I have tuned them all up and found that I need them all almost every day. Now, my knowledge is in my hands and my muscles as well as in my mind and I find that as my eye sizes up the job my hand is already reaching for the plane that will work best.

The best way to start? Get three old Stanley's, a #4 Smoother, a #5 jack plane and a block plane. Learn to flatten the soles and the face of the plane irons and put a sharp bevel on those irons and then learn how to use them. THEN decide what other planes you might want to buy to make your collection complete. Yes, you will probably want several Jointers and maybe a bevel up Jack Plane, but you will make much better decisions after you have mastered those first three planes.

One last piece of advice: if you decide to try a couple of old Stanleys, make sure that they have plenty of plane iron. There are lots of planes out there that are fine except somebody ground off most of the plane iron making them difficult or impossible to sharpen and adjust.


----------



## mrkozmic (Mar 9, 2012)

Thanks for your help guys. I like old tools and love the idea to restore old hand planes, but I just have too many projects going on in addition to small kids. 
I live in Norway. Despite the fact that Norwegians where traditionally goods in woodcrafting building theirs boats and houses from wood they now all moved to power tools (or no tools at all). 

Finding tools at flea markets is impossible. In the future I will probably buy old Stanleys for restoration, but for now I will have to go the easy way buying new good quality planes. If I keep and use those long enough I will end up with old good planes anyway 

When it comes to $$ buying 3 Veritas planes in one go will probably turn out the same as buying 3-4 old planes on ebay taking the shipping cost from 3-4 different locations in account.

I have been using a cheap jack plane for a while and tried flatening the sole and the frog.
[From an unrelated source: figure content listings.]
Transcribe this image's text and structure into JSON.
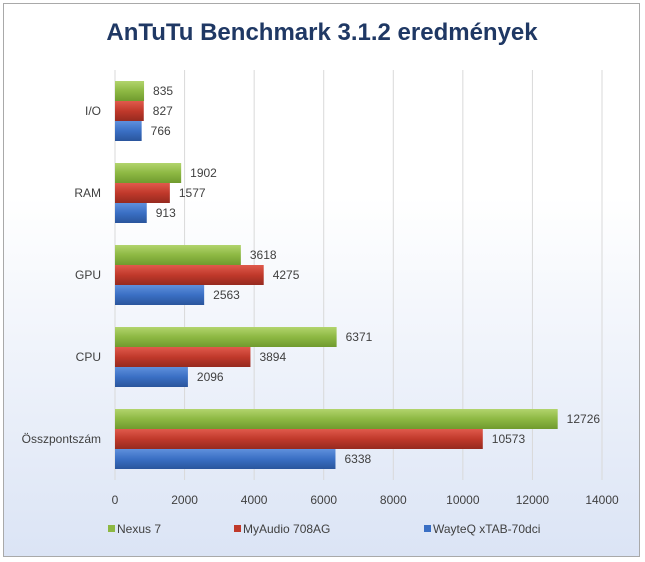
{
  "chart_data": {
    "type": "bar",
    "orientation": "horizontal",
    "title": "AnTuTu Benchmark 3.1.2 eredmények",
    "categories": [
      "I/O",
      "RAM",
      "GPU",
      "CPU",
      "Összpontszám"
    ],
    "series": [
      {
        "name": "Nexus 7",
        "color": "#8db843",
        "values": [
          835,
          1902,
          3618,
          6371,
          12726
        ]
      },
      {
        "name": "MyAudio 708AG",
        "color": "#c0392b",
        "values": [
          827,
          1577,
          4275,
          3894,
          10573
        ]
      },
      {
        "name": "WayteQ xTAB-70dci",
        "color": "#3a6fc4",
        "values": [
          766,
          913,
          2563,
          2096,
          6338
        ]
      }
    ],
    "xlim": [
      0,
      14000
    ],
    "xticks": [
      0,
      2000,
      4000,
      6000,
      8000,
      10000,
      12000,
      14000
    ],
    "grid": true,
    "legend": "bottom"
  }
}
But given the low quality of materials it bends and twists every time I put it away. At least I have mastered sharpening of the blade to a hair shaving sharpnes. I have been using chisels for a while so I now that part well.


----------



## autre (Jul 12, 2011)

I pretty much had the same dilemma as yourself, and I did enough research to be satisfied with my decision to buy the WoodRiver series planes by WoodCraft. 
WoodCraft's website suggested a 'package' deal of three planes; 1) low-level block, 2) #4 jack, and 3) #6 fore-plane. Called the "Ultimate Cabinet Makers' Kit". 
I pretty much let this "suggest" for me which ones to start with and I have not been disappointed. The #6 fore-plane is a perfect "in-betweener" plane, excellent for smoothing and very good for jointing. Using the #6 for a while has given me the feedback I needed for understanding the use of a dedicated jointer like a #7, but if I had got a #7 first, I probably would have fought with it a bit.
I could ramble on about this, and the other two planes I got with the package, but I just wanted you to be aware of less expensive alternatives and other brands to investigate. Check the reviews on these if you might be interested, but ultimately, I found this combination of planes was perfect for my needs. 
To quote; "I think I should get 3 planes: a jack plane, a block plane and a smoother." -You have the right idea, I think you are just confusing the issue that a "smoother" is a "smoother" and a "jack" is a "jack" but that's not the case here. For example, I use all of them for chuting (shooting) miters depending on whatever variables happen to be best for the job, letting feel and intuition help decide (or even which blade is sharpest at the moment!). 

I hope this helps. Best of luck, and keep us informed. I'm excited for you in whatever your decision. Hand-planing is a wonderful experience.


----------



## GoIrish (Jan 29, 2012)

I have tuned up two new Record planes and an old generic smoother. I also was given a Lee Nielsen smoother by my wife. It was a good deal of work to true up the other planes and while they work well they still did not perform as well as the premium plane right out of the box. So if the hours spent tuning up a plane is not something you will enjoy as much as wood working it might be worth the $150 premium to go with a Lee Nielsen or Veritas. I love the look of of the Lee Nielsen and have loved the performance.


----------